Unlike the scandal in December 2016, when two 14-year-old girls were among seven young weightlifters who tested positive for steroids at a training camp, the prohibited substances in Rabat were stimulants.

The only statement by the IWF, in October 2019, said the African Games Organising Committee (COJAR) had declared six Egyptians had tested positive.

It said: "The IWF will not make any further comments on the cases until they are closed."

That has still not happened, and the COJAR has since become defunct.

The ITA said in a statement to insidethegames: "The six cases stemming from the Rabat 2019 Games (COJAR) have been referred to the IWF with some delays and the ITA has taken over the cases since.

These are still ongoing and sanctions have not been pronounced yet.
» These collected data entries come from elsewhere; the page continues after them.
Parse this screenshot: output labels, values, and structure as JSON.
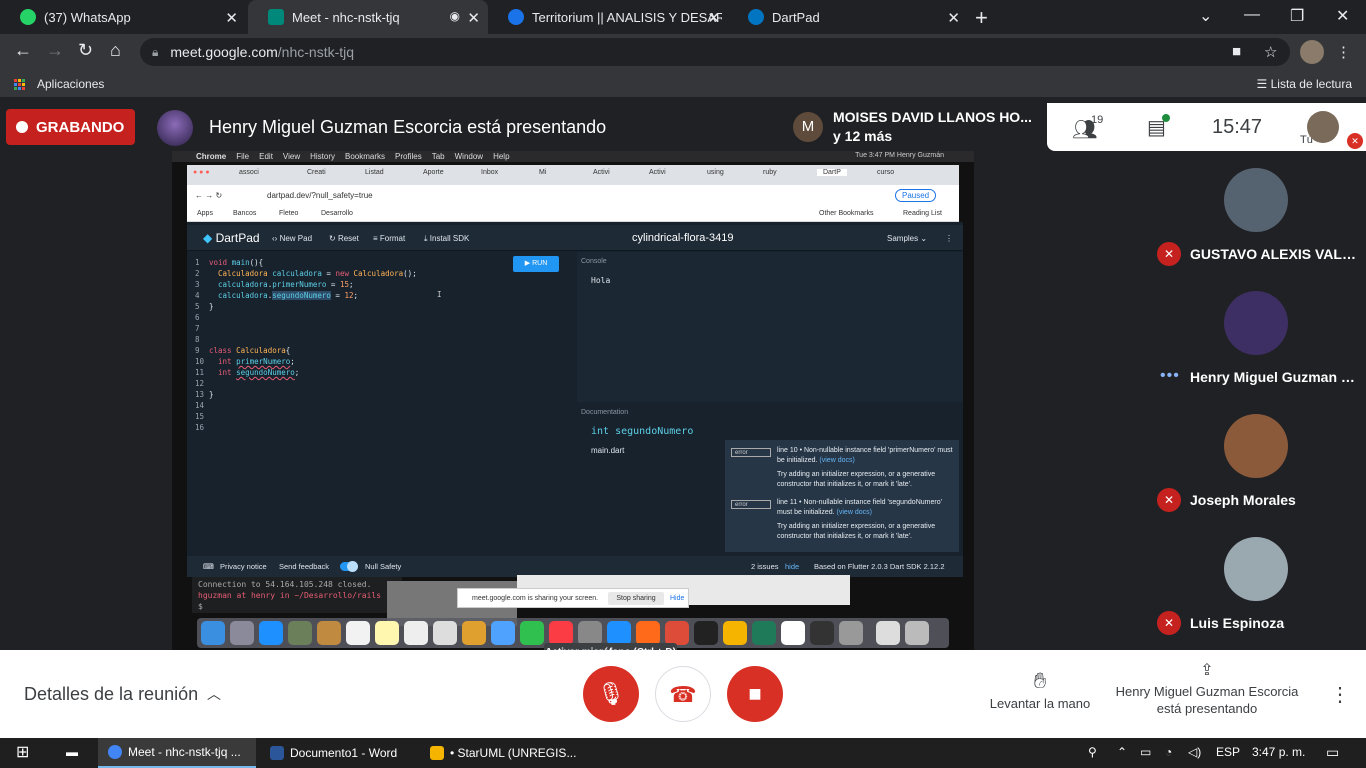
{
  "browser": {
    "tabs": [
      {
        "title": "(37) WhatsApp",
        "favicon_color": "#25d366",
        "active": false
      },
      {
        "title": "Meet - nhc-nstk-tjq",
        "favicon_color": "#00897b",
        "active": true
      },
      {
        "title": "Territorium || ANALISIS Y DESARR",
        "favicon_color": "#1a73e8",
        "active": false
      },
      {
        "title": "DartPad",
        "favicon_color": "#0175c2",
        "active": false
      }
    ],
    "url_host": "meet.google.com",
    "url_path": "/nhc-nstk-tjq",
    "bookmarks": {
      "apps_label": "Aplicaciones",
      "reading_list": "Lista de lectura"
    }
  },
  "meet": {
    "recording_label": "GRABANDO",
    "presenting_title": "Henry Miguel Guzman Escorcia está presentando",
    "featured": {
      "initial": "M",
      "line1": "MOISES DAVID LLANOS HO...",
      "line2": "y 12 más"
    },
    "people_count": "19",
    "clock": "15:47",
    "me_label": "Tú",
    "participants": [
      {
        "name": "GUSTAVO ALEXIS VALDE...",
        "muted": true,
        "avatar_color": "#556270"
      },
      {
        "name": "Henry Miguel Guzman Es...",
        "muted": false,
        "avatar_color": "#3d2f63"
      },
      {
        "name": "Joseph Morales",
        "muted": true,
        "avatar_color": "#8a5a3a"
      },
      {
        "name": "Luis Espinoza",
        "muted": true,
        "avatar_color": "#9aa8b0"
      }
    ],
    "tooltip": "Activar micrófono (Ctrl + D)",
    "bottom": {
      "details": "Detalles de la reunión",
      "raise_hand": "Levantar la mano",
      "presenting_note": "Henry Miguel Guzman Escorcia está presentando"
    }
  },
  "shared_screen": {
    "mac_menu": [
      "Chrome",
      "File",
      "Edit",
      "View",
      "History",
      "Bookmarks",
      "Profiles",
      "Tab",
      "Window",
      "Help"
    ],
    "mac_status": "Tue 3:47 PM   Henry Guzmán",
    "inner_tabs": [
      "associ",
      "Creati",
      "Listad",
      "Aporte",
      "Inbox",
      "Mi",
      "Activi",
      "Activi",
      "using",
      "ruby",
      "DartP",
      "curso"
    ],
    "inner_url": "dartpad.dev/?null_safety=true",
    "inner_paused": "Paused",
    "inner_bookmarks": [
      "Apps",
      "Bancos",
      "Fleteo",
      "Desarrollo"
    ],
    "inner_bm_right": [
      "Other Bookmarks",
      "Reading List"
    ],
    "dartpad": {
      "logo": "DartPad",
      "new_pad": "New Pad",
      "reset": "Reset",
      "format": "Format",
      "install_sdk": "Install SDK",
      "title": "cylindrical-flora-3419",
      "samples": "Samples",
      "run": "RUN",
      "code_lines": [
        "void main(){",
        "  Calculadora calculadora = new Calculadora();",
        "  calculadora.primerNumero = 15;",
        "  calculadora.segundoNumero = 12;",
        "}",
        "",
        "",
        "",
        "class Calculadora{",
        "  int primerNumero;",
        "  int segundoNumero;",
        "",
        "}",
        "",
        "",
        ""
      ],
      "console_label": "Console",
      "console_output": "Hola",
      "doc_label": "Documentation",
      "doc_signature": "int segundoNumero",
      "doc_file": "main.dart",
      "issues": [
        {
          "tag": "error",
          "line1": "line 10 • Non-nullable instance field 'primerNumero' must be initialized.",
          "link": "(view docs)",
          "hint": "Try adding an initializer expression, or a generative constructor that initializes it, or mark it 'late'."
        },
        {
          "tag": "error",
          "line1": "line 11 • Non-nullable instance field 'segundoNumero' must be initialized.",
          "link": "(view docs)",
          "hint": "Try adding an initializer expression, or a generative constructor that initializes it, or mark it 'late'."
        }
      ],
      "footer": {
        "privacy": "Privacy notice",
        "feedback": "Send feedback",
        "null_safety": "Null Safety",
        "issues_count": "2 issues",
        "hide": "hide",
        "based_on": "Based on Flutter 2.0.3 Dart SDK 2.12.2"
      }
    },
    "terminal": [
      "Connection to 54.164.105.248 closed.",
      "hguzman at henry in ~/Desarrollo/rails",
      "$"
    ],
    "share_bar": {
      "text": "meet.google.com is sharing your screen.",
      "stop": "Stop sharing",
      "hide": "Hide"
    }
  },
  "taskbar": {
    "items": [
      {
        "label": "Meet - nhc-nstk-tjq ...",
        "color": "#4285f4",
        "active": true
      },
      {
        "label": "Documento1 - Word",
        "color": "#2b579a",
        "active": false
      },
      {
        "label": "• StarUML (UNREGIS...",
        "color": "#f4b400",
        "active": false
      }
    ],
    "language": "ESP",
    "time": "3:47 p. m."
  }
}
"Once sanctions are issued, they will be published on the ITA’s and IWF’s websites.

"Article 12 (of the IWF Constitution) will apply once the sanctions are final and binding.

"The IWF Independent Member Federation Sanction Panel will assess the matter and issue the consequences."

Under Article 12, any nation with three or more positives in a year is liable to suspension of up to two years.

It is believed that in all six cases the prohibited substance detected was methylhexaneamine, a supplement that is allowed in training but is banned in competition under the World Anti-Doping Code.

Egypt's tests were taken in competition.

The Egyptians believe the stimulants were in a tainted batch of supplements called N.O. Xplode.

The long delay in dealing with the 2016 scandal led to strong criticism from Mahmoud Mahgoub, the outgoing president of the EWF who still sits on the IWF Board.

He said Egypt was treated unfairly by the IWF during the corrupt reign of its former President Tamás Aján, and that Ajan never gave him a reason for the two-and-a-half-year delay, which kept Egypt out of the Tokyo Olympic Games.

Abdel Maksod, the man who replaced Mahgoub, told insidethegames: "We are a new Federation.

 "We are not the reason for the delay.

 "Players and coaches started attending ITA seminars, we started to cooperate with the Egyptian NADO (National Anti-Doping Organisation).

 "We have a real will to cooperate with international organisations to improve the reputation of weightlifting."